HCF of 5778, 3402 is 54 the largest number which exactly divides all the numbers i.e. where the remainder is zero. Let us get into the working of this example.
Consider we have numbers 5778, 3402 and we need to find the HCF of these numbers. To do so, we need to choose the largest integer first and then as per Euclid's Division Lemma a = bq + r where 0 ≤ r ≤ b
Highest common factor (HCF) of 5778, 3402 is 54.
HCF(5778, 3402) = 54
HCF of 5778, 3402 using Euclid's algorithm
Highest common factor or Highest common divisor (hcd) can be calculated by Euclid's algotithm.
Highest common factor (HCF) of 5778, 3402 is 54.
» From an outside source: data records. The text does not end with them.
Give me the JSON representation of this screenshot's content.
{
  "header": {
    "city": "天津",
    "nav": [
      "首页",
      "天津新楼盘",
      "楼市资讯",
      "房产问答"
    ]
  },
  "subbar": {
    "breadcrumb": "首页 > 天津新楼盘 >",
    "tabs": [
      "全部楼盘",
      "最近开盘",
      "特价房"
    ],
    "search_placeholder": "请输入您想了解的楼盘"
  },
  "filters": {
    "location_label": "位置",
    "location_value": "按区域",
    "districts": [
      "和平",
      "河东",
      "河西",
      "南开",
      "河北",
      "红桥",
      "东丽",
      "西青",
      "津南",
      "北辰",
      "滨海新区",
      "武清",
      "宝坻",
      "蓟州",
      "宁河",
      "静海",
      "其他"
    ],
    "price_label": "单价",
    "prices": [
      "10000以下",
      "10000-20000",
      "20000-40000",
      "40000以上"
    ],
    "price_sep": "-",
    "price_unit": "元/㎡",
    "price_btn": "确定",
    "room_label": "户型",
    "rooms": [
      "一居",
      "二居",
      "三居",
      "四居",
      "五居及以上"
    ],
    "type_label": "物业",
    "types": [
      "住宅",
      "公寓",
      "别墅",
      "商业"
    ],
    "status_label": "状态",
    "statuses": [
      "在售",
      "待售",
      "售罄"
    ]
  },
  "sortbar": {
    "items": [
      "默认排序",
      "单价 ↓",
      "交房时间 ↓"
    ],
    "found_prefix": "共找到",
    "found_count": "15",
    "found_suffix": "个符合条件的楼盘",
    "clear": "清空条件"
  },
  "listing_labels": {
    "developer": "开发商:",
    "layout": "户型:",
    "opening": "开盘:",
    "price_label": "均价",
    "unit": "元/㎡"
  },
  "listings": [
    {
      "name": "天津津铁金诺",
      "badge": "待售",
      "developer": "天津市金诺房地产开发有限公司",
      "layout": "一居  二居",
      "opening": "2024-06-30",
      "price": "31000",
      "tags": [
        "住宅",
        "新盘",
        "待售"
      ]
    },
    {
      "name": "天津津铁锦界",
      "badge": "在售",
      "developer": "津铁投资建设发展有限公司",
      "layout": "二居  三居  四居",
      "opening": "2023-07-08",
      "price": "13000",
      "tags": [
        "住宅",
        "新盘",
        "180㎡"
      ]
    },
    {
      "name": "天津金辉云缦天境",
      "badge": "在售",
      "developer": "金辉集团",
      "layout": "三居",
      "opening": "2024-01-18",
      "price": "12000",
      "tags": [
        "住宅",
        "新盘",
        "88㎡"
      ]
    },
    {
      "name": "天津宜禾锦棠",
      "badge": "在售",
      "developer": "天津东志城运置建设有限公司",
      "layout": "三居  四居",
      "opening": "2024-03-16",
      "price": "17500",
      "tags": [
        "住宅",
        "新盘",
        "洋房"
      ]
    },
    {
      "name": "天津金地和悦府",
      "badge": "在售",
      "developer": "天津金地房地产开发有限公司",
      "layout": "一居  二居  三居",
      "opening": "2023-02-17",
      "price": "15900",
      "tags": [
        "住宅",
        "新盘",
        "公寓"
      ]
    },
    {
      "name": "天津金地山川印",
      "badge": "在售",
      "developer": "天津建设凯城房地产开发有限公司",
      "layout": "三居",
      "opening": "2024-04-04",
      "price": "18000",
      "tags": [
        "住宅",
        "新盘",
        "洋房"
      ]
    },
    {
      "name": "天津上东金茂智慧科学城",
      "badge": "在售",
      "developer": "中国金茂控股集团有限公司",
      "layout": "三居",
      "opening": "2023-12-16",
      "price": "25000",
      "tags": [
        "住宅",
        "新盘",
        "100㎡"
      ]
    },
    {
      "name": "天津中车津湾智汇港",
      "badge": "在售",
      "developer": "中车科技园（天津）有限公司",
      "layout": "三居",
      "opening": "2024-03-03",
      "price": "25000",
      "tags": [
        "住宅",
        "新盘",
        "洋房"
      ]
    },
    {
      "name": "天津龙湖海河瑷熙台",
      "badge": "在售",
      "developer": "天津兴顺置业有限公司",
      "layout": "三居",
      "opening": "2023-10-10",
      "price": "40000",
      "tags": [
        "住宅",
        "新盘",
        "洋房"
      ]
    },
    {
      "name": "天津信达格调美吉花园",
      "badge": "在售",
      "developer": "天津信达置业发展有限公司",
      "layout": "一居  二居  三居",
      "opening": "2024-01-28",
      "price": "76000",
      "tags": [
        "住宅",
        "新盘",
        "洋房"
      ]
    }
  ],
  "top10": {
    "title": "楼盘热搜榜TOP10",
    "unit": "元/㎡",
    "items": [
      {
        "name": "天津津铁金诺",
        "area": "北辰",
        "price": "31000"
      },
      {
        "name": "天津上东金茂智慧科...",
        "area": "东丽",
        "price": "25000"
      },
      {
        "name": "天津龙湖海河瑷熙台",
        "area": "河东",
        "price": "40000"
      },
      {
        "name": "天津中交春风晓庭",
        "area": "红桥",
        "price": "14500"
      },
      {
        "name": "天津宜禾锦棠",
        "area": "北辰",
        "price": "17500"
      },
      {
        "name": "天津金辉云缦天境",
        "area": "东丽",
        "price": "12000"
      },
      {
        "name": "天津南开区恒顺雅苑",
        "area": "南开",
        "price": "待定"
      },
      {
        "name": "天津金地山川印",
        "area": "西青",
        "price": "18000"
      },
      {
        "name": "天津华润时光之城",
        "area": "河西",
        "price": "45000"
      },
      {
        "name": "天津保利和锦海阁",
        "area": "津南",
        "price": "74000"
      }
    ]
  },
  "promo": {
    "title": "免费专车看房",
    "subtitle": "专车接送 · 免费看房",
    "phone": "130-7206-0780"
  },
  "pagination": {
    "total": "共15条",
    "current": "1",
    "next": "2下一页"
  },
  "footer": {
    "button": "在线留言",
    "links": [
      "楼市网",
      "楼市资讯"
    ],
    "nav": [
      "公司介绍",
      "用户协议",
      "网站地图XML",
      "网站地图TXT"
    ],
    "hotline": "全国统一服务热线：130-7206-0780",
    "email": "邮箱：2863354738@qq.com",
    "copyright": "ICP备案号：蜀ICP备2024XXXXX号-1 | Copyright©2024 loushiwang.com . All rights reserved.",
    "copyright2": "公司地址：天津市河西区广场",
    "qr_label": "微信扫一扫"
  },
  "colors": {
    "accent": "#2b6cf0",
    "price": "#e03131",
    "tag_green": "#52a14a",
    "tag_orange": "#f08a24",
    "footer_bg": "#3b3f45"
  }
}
Highest Common Factor of 5778,3402 is 54
Step 1: Since 5778 > 3402, we apply the division lemma to 5778 and 3402, to get
5778 = 3402 x 1 + 2376
Step 2: Since the reminder 3402 ≠ 0, we apply division lemma to 2376 and 3402, to get
3402 = 2376 x 1 + 1026
Step 3: We consider the new divisor 2376 and the new remainder 1026, and apply the division lemma to get
2376 = 1026 x 2 + 324
We consider the new divisor 1026 and the new remainder 324,and apply the division lemma to get
1026 = 324 x 3 + 54
We consider the new divisor 324 and the new remainder 54,and apply the division lemma to get
324 = 54 x 6 + 0
The remainder has now become zero, so our procedure stops. Since the divisor at this stage is 54, the HCF of 5778 and 3402 is 54
Notice that 54 = HCF(324,54) = HCF(1026,324) = HCF(2376,1026) = HCF(3402,2376) = HCF(5778,3402) .
HCF using Euclid's Algorithm Calculation Examples
Here are some samples of HCF using Euclid's Algorithm calculations.
Frequently Asked Questions on HCF of 5778, 3402 using Euclid's Algorithm
1. What is the Euclid division algorithm?
Answer: Euclid's Division Algorithm is a technique to compute the Highest Common Factor (HCF) of given positive integers.
2. what is the HCF of 5778, 3402?
Answer: HCF of 5778, 3402 is 54 the largest number that divides all the numbers leaving a remainder zero.
3. How to find HCF of 5778, 3402 using Euclid's Algorithm?
Answer: For arbitrary numbers 5778, 3402 apply Euclid’s Division Lemma in succession until you obtain a remainder zero. HCF is the remainder in the last but one step.